Security Incident Response Process
The aim of this document is to define the key steps required as part of responding to a security incident, in line with Sourcegraph’s Security Incident Response Policy.
Triaging a reported event and declaring an incident
When triaging a security event, follow the documented security event response process.
If you believe that the event report is a valid incident, then formally raise an incident by opening an incident tracking document in the ‘Security Incidents’ Google Drive, based off the template provided here. Access to this document should initially be tightly limited to those who are involved in investigating the incident, until the full scope of the intrusion is known. Assume that the attacker has visibility of your actions in public channels. Keep in mind that some incidents may also involve sensitive information about employees, and treat this data carefully.
You will need to choose a severity for the incident – use the guidelines from the Security Incident Response Policy to guide you. The severity of the incident will determine escalation and reporting requirements.
Responding to Falco alerts
Follow up actions and rule explanations are documented in the Falco playbooks section in the incident response directory.
Investigation, containment, and neutralization
Once the incident has been declared, the incident manager must coordinate the work required to:
- Identify exactly what systems and data have been compromised as part of the incident, using available audit data
- Identify the steps required to contain the intruder (such as isolating the network that the attacker has gained access to) and carry them out
- Remove the intruder’s access to Sourcegraph’s system and data
The incident manager is not expected to carry out all of this work themselves – they should bring in relevant team members as required.
- Either use the #security-incidents private Slack channel or a Zoom call to coordinate dealing with the incident.
- All tracking of significant changes should be done via the incident tracking document in Google Drive.
Escalation and internal notification
Aside from the team working on investigation and containment, other members of Sourcegraph’s team might also need to be involved. In particular, these are:
- For all S2 incidents and above, the Security Lead must immediately be notified.
- For all S2 incidents and above, the Legal team must immediately be notified.
- For all S1 incidents, the VP of Engineering must be notified.
Clients must be notified if Sourcegraph has any reason to believe that their data has been impacted during an incident. Clients should be notified:
- Within 24 hours of discovering that their data has been impacted to tell them as much
- Within 72 hours of the first notification with a detailed report on exactly what data has been compromised according to known information at the time.
When the full impact of the incident is known, clients should also be provided with a full report on exactly what data of theirs has been compromised.
Forensic evidence collection
In the process of investigation, the team responding to the incident must collect any evidence that they think will be necessary for future investigation. Any information that helps to trace the course which an attacker has taken through Sourcegraph’s systems is potentially useful.
When convenient, this information should be stored in the Security Incidents Google Drive, in a folder titled with the incident ID. Google Drive provides version history, ensuring that any changes to evidence can be tracked and attributed to their authors.
Recovery & remediation
Once the attacker has been removed from the system, the next priority should be to recover the systems affected.
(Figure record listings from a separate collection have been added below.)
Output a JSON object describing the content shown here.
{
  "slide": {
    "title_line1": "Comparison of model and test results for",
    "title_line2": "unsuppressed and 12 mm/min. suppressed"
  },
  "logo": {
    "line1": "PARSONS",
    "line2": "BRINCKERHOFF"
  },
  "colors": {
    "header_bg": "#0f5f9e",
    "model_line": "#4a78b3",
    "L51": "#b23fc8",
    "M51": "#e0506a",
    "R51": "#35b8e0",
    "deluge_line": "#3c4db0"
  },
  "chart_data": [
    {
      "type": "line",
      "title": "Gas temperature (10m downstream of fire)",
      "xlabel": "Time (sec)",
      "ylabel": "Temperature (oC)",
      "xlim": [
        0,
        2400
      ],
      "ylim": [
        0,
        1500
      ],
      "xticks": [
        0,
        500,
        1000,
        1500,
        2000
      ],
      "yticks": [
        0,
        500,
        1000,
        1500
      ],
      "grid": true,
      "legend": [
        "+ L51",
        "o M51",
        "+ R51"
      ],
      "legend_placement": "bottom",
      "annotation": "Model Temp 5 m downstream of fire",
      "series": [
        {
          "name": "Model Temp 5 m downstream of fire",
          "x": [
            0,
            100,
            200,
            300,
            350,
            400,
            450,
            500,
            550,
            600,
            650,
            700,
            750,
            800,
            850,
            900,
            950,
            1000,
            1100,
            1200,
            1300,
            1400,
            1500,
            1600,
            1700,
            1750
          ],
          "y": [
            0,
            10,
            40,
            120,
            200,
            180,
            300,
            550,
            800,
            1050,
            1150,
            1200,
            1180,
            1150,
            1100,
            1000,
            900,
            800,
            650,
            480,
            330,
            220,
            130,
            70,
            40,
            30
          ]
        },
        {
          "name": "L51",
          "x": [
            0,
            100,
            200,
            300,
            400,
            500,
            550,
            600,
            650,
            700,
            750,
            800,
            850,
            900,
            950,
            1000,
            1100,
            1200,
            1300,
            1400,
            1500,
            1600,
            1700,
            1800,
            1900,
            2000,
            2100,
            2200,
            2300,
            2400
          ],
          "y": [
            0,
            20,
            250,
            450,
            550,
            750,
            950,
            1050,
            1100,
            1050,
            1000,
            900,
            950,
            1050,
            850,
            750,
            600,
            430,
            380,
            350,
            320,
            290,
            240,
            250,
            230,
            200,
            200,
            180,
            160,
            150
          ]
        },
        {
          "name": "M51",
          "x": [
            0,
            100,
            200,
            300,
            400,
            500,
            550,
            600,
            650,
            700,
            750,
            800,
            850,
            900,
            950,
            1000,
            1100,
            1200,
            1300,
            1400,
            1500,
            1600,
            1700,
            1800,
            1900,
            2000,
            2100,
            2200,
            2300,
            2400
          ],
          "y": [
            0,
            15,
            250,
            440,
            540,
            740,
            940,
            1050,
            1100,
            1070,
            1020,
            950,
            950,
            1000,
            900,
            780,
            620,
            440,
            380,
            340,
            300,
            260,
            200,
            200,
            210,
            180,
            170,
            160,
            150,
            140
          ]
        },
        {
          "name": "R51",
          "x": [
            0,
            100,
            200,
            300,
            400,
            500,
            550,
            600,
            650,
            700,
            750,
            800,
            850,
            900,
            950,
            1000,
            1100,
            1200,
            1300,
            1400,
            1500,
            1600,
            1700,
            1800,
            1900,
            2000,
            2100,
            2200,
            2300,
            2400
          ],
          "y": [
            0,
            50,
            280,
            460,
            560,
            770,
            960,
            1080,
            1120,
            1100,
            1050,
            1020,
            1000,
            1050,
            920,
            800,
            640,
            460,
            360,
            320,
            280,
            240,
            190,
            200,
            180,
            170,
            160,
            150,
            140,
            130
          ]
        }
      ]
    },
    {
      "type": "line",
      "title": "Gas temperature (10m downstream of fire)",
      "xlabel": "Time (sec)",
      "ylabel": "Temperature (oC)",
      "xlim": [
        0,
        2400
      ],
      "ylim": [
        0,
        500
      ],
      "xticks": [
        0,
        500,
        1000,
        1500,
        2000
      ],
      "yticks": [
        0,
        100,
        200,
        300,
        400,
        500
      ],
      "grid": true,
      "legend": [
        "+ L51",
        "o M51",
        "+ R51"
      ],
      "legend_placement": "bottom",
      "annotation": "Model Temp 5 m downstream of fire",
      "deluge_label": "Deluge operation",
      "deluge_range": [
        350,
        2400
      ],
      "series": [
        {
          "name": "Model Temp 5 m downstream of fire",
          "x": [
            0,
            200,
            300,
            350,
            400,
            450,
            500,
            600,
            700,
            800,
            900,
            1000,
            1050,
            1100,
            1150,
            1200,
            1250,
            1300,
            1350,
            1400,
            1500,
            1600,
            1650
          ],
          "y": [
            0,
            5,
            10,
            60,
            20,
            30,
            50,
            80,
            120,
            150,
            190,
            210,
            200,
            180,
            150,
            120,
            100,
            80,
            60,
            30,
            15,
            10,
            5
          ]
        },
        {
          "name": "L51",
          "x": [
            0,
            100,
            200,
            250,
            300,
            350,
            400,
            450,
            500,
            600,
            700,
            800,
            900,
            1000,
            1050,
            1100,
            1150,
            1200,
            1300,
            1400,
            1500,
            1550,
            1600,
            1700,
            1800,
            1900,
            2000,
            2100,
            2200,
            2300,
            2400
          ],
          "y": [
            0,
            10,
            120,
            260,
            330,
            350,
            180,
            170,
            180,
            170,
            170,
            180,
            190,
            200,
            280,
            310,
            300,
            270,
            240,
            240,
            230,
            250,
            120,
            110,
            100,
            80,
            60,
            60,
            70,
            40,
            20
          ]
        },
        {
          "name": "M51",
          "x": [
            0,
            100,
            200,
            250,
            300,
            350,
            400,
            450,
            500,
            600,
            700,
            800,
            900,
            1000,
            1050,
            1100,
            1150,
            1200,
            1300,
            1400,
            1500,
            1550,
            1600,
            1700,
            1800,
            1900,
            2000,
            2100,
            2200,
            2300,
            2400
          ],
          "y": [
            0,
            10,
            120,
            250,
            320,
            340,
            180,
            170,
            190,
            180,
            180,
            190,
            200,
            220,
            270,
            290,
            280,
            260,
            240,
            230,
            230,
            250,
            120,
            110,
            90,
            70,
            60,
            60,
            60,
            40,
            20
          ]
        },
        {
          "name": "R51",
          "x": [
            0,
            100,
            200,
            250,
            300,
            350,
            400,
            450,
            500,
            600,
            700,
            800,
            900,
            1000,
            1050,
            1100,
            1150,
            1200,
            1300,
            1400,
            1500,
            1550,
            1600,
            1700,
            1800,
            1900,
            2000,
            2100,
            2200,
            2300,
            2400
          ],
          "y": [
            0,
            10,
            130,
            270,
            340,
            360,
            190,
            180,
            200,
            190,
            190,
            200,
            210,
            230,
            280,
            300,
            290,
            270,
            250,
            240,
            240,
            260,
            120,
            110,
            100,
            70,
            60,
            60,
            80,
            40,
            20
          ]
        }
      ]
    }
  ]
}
Work with the Engineering and Operations teams as required to get systems back up and running.
For systems that have been compromised, ensure that you restore systems to the last known good state – that is, the last point at which we are confident the systems had not been compromised.
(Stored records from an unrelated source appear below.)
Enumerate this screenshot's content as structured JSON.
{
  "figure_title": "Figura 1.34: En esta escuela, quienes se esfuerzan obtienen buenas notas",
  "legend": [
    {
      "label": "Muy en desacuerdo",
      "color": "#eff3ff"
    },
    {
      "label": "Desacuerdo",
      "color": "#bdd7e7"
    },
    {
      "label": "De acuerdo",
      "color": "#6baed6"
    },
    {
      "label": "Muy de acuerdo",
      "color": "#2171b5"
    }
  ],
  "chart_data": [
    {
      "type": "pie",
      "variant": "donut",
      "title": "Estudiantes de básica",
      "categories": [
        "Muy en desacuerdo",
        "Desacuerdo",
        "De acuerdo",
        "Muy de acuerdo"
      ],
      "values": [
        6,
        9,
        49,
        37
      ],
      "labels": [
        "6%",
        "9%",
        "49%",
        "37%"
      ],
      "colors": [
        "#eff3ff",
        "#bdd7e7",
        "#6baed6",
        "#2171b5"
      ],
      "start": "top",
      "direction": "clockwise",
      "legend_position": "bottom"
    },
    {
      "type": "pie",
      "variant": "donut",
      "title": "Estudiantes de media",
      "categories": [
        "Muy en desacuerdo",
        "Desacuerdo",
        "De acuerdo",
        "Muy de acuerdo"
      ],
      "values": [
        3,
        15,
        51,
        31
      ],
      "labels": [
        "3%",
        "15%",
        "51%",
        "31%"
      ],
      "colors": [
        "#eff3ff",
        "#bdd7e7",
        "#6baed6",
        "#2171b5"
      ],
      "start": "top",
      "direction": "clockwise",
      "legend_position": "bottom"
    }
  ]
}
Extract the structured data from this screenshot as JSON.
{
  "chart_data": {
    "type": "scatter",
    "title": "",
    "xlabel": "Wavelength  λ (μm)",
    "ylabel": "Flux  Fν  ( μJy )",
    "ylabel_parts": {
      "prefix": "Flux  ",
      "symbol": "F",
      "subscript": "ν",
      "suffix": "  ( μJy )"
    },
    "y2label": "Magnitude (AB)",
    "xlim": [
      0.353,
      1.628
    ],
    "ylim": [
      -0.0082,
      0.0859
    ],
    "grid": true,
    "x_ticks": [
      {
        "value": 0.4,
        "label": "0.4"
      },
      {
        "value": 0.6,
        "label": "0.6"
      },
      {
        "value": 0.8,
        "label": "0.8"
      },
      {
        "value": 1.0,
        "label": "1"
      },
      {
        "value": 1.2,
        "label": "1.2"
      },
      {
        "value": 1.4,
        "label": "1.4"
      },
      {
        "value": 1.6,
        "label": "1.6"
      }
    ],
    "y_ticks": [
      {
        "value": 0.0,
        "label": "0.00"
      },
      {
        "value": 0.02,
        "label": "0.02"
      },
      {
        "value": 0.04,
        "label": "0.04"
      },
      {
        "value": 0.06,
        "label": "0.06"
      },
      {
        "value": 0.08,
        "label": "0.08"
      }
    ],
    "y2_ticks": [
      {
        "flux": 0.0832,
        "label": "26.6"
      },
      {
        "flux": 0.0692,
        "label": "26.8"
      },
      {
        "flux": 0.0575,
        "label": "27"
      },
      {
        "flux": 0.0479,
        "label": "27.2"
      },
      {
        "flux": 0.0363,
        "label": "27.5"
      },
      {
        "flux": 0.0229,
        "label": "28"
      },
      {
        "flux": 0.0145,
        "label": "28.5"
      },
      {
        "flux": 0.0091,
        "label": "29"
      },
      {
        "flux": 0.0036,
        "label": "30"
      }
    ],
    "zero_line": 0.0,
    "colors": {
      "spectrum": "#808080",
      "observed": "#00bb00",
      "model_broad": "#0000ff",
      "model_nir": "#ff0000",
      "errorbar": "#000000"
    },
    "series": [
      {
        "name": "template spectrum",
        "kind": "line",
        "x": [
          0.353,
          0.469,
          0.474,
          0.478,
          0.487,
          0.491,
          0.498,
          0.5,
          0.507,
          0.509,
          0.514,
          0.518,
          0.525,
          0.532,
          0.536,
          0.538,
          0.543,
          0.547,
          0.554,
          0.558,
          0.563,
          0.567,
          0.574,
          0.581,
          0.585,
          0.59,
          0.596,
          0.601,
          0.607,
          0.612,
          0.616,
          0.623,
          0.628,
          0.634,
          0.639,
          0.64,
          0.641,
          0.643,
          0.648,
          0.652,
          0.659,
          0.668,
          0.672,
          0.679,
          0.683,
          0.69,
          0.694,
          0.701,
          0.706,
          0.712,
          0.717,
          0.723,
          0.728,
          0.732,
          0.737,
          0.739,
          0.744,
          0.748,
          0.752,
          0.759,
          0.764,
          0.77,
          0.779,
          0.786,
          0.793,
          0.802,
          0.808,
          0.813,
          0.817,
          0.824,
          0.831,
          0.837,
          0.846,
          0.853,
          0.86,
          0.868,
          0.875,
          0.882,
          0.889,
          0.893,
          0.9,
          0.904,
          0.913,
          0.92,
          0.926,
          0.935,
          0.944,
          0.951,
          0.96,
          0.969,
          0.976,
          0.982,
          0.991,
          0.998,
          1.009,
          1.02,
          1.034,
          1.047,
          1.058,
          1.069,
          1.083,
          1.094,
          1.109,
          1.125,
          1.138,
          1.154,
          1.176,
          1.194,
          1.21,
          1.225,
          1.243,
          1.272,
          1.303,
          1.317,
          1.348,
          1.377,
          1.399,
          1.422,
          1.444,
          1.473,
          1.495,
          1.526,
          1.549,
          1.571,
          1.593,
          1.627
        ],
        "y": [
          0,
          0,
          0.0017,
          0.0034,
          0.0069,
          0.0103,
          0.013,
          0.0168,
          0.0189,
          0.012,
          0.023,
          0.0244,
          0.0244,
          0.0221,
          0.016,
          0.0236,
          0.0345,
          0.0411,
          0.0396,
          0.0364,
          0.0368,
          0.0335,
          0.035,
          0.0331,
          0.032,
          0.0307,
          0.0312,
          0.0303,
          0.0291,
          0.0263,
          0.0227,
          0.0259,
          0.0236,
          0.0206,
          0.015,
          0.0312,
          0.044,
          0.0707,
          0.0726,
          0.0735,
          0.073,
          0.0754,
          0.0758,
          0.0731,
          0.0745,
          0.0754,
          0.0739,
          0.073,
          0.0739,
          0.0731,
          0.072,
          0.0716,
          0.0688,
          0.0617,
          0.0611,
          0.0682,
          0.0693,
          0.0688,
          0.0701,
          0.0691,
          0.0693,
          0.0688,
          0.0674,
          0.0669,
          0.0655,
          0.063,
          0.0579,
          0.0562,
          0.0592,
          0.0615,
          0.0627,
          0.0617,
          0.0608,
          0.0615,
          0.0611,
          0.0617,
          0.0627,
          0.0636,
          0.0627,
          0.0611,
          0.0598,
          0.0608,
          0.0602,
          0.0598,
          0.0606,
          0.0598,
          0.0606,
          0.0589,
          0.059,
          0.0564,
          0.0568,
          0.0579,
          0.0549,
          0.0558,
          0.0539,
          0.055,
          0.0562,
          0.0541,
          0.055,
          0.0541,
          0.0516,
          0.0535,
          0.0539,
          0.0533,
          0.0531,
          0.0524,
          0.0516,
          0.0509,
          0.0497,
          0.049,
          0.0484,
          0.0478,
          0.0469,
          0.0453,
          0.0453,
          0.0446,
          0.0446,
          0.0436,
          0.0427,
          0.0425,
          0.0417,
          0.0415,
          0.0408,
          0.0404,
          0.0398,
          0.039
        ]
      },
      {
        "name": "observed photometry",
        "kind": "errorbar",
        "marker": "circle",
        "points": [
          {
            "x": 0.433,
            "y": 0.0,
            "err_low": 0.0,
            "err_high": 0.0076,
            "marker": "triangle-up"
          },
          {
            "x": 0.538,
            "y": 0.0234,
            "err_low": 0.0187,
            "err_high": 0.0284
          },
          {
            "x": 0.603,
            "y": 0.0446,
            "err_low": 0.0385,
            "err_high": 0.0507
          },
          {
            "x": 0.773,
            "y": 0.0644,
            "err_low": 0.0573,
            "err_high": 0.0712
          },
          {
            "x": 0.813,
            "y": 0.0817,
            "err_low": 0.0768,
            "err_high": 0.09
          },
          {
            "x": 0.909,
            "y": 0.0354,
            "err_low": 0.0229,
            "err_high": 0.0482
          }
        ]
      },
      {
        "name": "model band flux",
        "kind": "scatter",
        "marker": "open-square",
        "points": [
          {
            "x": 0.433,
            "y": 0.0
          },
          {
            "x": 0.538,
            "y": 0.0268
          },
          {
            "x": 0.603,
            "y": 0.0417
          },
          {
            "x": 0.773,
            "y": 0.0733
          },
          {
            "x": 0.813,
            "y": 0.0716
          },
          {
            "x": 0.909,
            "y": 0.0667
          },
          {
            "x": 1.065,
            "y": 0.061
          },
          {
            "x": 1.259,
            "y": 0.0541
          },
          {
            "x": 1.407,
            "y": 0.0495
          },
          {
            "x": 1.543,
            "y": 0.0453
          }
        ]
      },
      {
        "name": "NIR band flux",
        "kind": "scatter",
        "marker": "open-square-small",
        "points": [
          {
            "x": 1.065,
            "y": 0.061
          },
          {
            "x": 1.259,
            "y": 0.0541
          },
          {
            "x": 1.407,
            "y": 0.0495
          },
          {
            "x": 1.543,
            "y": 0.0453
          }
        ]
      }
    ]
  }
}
For secrets such as service account keys and passwords, ensure that these are rotated wherever there is reason to believe that they might have been compromised.
It is the security team’s job at this point to provide the other Engineering and Operations teams with the information that they need to return the business to its normal operating posture.
Postmortem & forensic investigation
Once the attacker has been removed from the system and the immediate recovery and remediation steps have taken place, the incident manager is expected to coordinate the completion and publication of a postmortem report for all S1 and S2 severity incidents.
A template for the report can be found here. The postmortem must cover:
- The root cause of the incident
- A summary of all data and systems impacted
- Information on the attacker, where available
- Steps that could be taken by the security team to reduce the chance of this incident reoccuring
- Steps that could be taken by the wider organization to reduce the change of this incident reoccurring
All action items identified must be tagged with an owner, and the owner must be made aware of the action item.
If it is deemed safe, feel free to publish and circulate the incident tracking document and postmortem across the organisation.
In some cases it may be necessary to conduct detailed analysis of the evidence collected during the incident. If there are the necessary skills to do this within the team, then this analysis can proceed internally. Otherwise, the team should engage external consultants to carry out this work. Consult with the Security Lead if you are unclear about what steps are required here.